WASHINGTON — Consumer loan delinquencies fell in seven loan categories, marking the first time since 2007 that so many loan categories experienced declines, according to the American Bankers Association’s (ABA’s) “Consumer Credit Delinquency Bulletin.”
The composite ratio, which tracks eight closed-end installment loan categories, fell 12 basis points to 3.23 percent of all accounts compared to 3.35 percent of all accounts in the previous quarter. Bank card delinquencies fell 24 basis points to 4.77 percent of all accounts.
The ABA report defines a delinquency as a late payment that is 30 days or more overdue.
ABA chief economist James Chessen said the news was positive, but the weak economy and job losses continue to weigh on consumers.
“Delinquencies may be near their peak as job losses have slowed. Consumers are working hard to get their financial houses in order by spending less, saving more and paying down debt. But there’s still a bumpy road ahead with many people unemployed and family budgets stretched to their limits,” Chessen said.
Chessen also attributed the lower delinquency rates to banks writing off bad loans.
“Banks are putting losses behind them, setting the stage for expanded lending to consumers as the economy recovers,” he said.
Auto loans showed continued improvement.

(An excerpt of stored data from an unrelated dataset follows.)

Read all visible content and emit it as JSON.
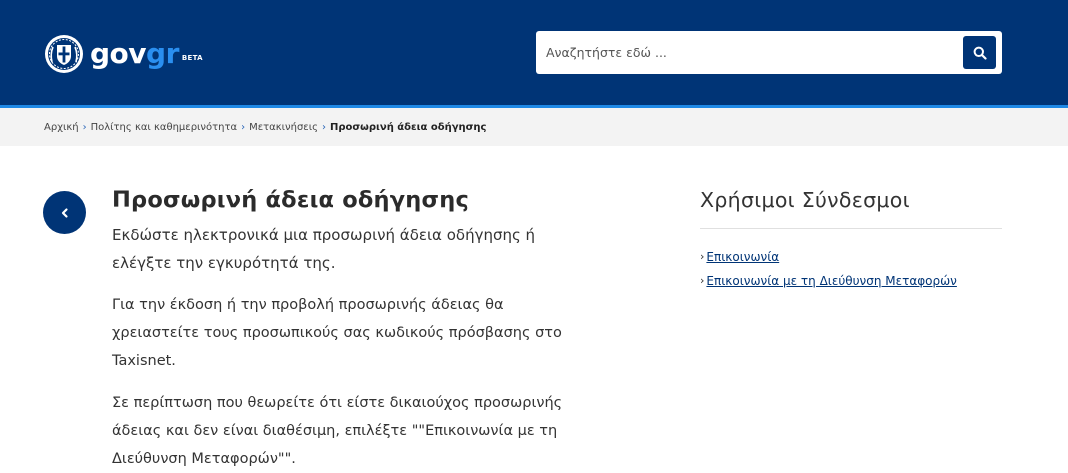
{
  "header": {
    "logo_gov": "gov",
    "logo_gr": "gr",
    "logo_beta": "BETA",
    "emblem_icon": "greek-coat-of-arms-icon",
    "search_placeholder": "Αναζητήστε εδώ ...",
    "search_icon": "search-icon",
    "brand_color": "#003476",
    "accent_color": "#1e88e5"
  },
  "breadcrumb": {
    "items": [
      "Αρχική",
      "Πολίτης και καθημερινότητα",
      "Μετακινήσεις"
    ],
    "current": "Προσωρινή άδεια οδήγησης",
    "separator": "›"
  },
  "main": {
    "back_icon": "chevron-left-icon",
    "title": "Προσωρινή άδεια οδήγησης",
    "lead": "Εκδώστε ηλεκτρονικά μια προσωρινή άδεια οδήγησης ή ελέγξτε την εγκυρότητά της.",
    "paragraphs": [
      "Για την έκδοση ή την προβολή προσωρινής άδειας θα χρειαστείτε τους προσωπικούς σας κωδικούς πρόσβασης στο Taxisnet.",
      "Σε περίπτωση που θεωρείτε ότι είστε δικαιούχος προσωρινής άδειας και δεν είναι διαθέσιμη, επιλέξτε \"\"Επικοινωνία με τη Διεύθυνση Μεταφορών\"\"."
    ]
  },
  "aside": {
    "title": "Χρήσιμοι Σύνδεσμοι",
    "links": [
      "Επικοινωνία",
      "Επικοινωνία με τη Διεύθυνση Μεταφορών"
    ]
  }
}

Direct auto loan delinquencies fell nearly half a point to 2.04 percent of all accounts and indirect auto loan delinquencies (arranged through auto dealers) dropped to 3.15 percent of all accounts, compared to 3.26 percent of all accounts in the previous quarter.

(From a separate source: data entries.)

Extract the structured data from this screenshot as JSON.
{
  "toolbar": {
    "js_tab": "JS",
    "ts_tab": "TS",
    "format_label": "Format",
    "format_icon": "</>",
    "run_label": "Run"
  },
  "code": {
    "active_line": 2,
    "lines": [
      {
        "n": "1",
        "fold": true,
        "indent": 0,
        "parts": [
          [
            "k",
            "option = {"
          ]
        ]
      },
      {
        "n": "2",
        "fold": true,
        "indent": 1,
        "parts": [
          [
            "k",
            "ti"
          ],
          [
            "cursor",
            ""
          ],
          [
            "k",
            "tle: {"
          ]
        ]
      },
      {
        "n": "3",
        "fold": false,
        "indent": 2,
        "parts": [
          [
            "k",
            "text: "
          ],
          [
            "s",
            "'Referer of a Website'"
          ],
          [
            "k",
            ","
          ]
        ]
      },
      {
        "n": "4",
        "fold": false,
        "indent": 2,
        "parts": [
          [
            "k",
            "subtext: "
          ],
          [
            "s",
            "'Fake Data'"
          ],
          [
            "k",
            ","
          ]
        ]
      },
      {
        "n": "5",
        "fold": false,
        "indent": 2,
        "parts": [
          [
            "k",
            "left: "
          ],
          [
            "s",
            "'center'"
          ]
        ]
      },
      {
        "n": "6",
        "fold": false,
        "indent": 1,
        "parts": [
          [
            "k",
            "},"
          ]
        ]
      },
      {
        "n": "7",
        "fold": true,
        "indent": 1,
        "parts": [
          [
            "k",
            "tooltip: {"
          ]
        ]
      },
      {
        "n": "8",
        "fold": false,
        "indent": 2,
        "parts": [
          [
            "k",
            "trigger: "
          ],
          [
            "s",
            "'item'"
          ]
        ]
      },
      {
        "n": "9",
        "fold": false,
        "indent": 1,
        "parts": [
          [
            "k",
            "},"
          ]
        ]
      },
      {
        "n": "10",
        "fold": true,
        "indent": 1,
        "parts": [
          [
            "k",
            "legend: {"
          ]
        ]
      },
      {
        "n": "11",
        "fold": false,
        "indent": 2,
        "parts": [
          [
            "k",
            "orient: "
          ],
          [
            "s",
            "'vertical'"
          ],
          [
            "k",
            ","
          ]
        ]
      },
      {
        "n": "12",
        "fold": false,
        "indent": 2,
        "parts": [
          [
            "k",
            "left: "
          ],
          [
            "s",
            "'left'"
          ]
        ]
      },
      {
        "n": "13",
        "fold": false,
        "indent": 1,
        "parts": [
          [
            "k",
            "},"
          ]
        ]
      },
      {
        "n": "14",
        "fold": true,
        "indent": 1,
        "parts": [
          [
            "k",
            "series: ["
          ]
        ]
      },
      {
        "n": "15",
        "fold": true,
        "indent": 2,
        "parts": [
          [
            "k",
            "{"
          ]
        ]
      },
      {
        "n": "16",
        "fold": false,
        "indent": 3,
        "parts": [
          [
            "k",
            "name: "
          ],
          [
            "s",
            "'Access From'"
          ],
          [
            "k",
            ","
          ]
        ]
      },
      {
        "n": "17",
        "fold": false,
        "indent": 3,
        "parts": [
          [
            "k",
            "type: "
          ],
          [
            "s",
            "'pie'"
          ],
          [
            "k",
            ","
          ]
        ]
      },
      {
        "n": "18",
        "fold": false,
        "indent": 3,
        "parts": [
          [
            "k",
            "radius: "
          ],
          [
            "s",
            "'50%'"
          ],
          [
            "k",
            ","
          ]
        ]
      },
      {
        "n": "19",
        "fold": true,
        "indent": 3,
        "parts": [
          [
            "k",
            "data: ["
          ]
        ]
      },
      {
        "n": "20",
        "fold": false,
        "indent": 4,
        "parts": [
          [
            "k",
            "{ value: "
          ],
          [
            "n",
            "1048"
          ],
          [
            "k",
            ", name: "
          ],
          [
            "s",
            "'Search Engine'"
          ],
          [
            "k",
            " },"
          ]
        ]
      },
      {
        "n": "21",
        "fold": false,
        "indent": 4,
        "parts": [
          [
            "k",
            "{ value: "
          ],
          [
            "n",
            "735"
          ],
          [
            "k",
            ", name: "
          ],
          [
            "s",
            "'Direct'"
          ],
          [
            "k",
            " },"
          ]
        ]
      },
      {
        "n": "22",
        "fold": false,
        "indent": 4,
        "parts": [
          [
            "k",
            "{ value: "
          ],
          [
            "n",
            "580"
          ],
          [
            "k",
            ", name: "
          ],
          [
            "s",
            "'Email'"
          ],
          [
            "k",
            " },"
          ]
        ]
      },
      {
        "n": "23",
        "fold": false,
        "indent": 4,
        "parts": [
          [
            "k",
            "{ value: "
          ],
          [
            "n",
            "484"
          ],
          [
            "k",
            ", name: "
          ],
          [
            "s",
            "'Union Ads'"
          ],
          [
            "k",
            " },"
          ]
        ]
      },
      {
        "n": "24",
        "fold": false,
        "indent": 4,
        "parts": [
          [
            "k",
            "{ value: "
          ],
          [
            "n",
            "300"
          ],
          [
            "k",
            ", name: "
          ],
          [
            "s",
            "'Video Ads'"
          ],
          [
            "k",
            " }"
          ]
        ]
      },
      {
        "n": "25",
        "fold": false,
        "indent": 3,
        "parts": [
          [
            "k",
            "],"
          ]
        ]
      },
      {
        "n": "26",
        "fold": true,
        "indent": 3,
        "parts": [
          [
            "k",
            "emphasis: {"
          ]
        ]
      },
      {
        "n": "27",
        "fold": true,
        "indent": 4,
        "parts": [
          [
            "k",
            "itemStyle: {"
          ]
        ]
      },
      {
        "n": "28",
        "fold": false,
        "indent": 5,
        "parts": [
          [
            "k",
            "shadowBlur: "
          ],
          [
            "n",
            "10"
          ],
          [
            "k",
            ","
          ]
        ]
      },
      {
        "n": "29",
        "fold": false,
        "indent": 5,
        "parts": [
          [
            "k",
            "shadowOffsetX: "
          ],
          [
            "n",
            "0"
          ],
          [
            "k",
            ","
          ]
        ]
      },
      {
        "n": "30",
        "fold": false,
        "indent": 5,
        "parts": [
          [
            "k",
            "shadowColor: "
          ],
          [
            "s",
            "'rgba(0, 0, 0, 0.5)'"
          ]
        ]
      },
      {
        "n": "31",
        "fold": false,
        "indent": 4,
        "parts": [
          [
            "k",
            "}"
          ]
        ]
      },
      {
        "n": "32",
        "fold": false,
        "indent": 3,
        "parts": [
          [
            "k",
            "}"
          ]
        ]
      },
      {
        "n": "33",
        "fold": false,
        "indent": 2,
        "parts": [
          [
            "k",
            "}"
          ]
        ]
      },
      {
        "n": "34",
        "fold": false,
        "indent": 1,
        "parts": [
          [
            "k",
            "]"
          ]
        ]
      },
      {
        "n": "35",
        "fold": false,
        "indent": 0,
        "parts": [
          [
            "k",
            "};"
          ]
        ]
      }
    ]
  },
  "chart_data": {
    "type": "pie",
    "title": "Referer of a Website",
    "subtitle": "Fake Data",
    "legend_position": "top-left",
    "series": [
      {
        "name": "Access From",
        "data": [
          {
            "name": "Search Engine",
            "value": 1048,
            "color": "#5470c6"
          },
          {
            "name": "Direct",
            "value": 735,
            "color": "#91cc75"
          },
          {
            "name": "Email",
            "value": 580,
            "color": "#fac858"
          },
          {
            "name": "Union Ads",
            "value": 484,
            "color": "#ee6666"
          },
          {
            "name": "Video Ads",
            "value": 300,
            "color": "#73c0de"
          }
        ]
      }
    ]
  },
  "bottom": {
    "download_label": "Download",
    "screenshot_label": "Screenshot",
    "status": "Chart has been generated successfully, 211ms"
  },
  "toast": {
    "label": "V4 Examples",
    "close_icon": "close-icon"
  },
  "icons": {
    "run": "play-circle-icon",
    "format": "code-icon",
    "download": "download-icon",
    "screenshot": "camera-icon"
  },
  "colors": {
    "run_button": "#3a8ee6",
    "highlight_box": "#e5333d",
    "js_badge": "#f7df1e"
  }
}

Housing-related loans continued to show stress. Home equity loan delinquencies hit another record, jumping 29 basis points to 4.30 percent of all accounts. Home equity lines of credit delinquencies also hit a new record, rising 20 basis points to 2.12 percent of all accounts. Mobile home delinquencies increased to 3.63 percent of all accounts from 3.53 percent of all accounts in the previous quarter.